Da allora vivo qui, guardando tutti gli anni del mondo da una finestra in finto stile inglese, con un oceano sotto i piedi a custodire stupori. Sul bordo di questa baia ingannevole, che attirava navi, ammaliante e lasciva, con l’anima di serpente. Resto qui. E ascolto. E le sento le storie dei marinai, raccolti sottocoperta a sputare tabacco e bere vino. Sento le preghiere delle donne, pronte a scambiare un giuramento al Padreterno pur di vederli tornare senza troppi graffi nel destino. Sento le promesse degli amanti, quelle proclamate sotto un cielo di marzo, che durano una vita o una stagione. Quelle che quando ci ripensi si scaldano le mani e i respiri. Sento le bestemmie delle balere che si affacciano sul porto, le sottane delle donne che barattano spiccioli con effimeri piaceri, sento il profumo di tutte le città di mare, tutte quante, quell’odore rugginoso di speranze e boccaporti, di gasolio e letti sfatti.

Vivo qui, perché è come se ogni esistenza approdasse su questa scogliera. Vivo qui perché da qui si vede l’anima del mondo, ogni vostro sussulto di vita. E’ così che deve sentirsi Dio quando si ferma a prendere fiato.

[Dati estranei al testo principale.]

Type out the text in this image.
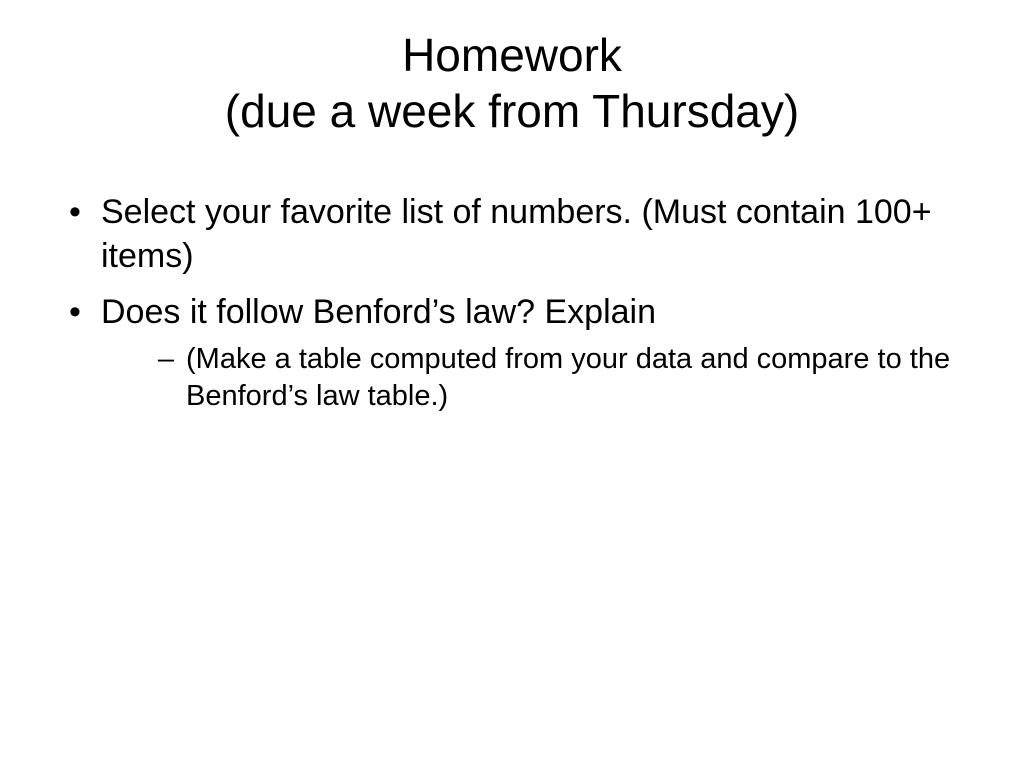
Homework
(due a week from Thursday)
• Select your favorite list of numbers. (Must contain 100+ items)
• Does it follow Benford’s law? Explain
– (Make a table computed from your data and compare to the Benford’s law table.)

Ogni giorno, un attimo prima della fine di un tramonto, scendo queste scale, faccio i trentaquattro passi che mi dividono dalla fine della terra, guardo tutta quell’immensità, apro le braccia come un crocifisso, chiudo gli occhi, il respiro rallentato e aspetto. Aspetto finché non sento il bacio di Eveline. Le sue mani intorno al viso e la sua voce come una ballata di fine settembre a dirmi “Non sei ancora pronto per volare. A domani amore mio”. Una voce così, bella come un temporale.

Ogni giorno, un attimo dopo la fine di un tramonto, apro gli occhi e resto così, con l’Atlantico sotto piedi e il faro di Fanad Head, con la sua finestra in stile finto inglese a vegliare sopra i sogni.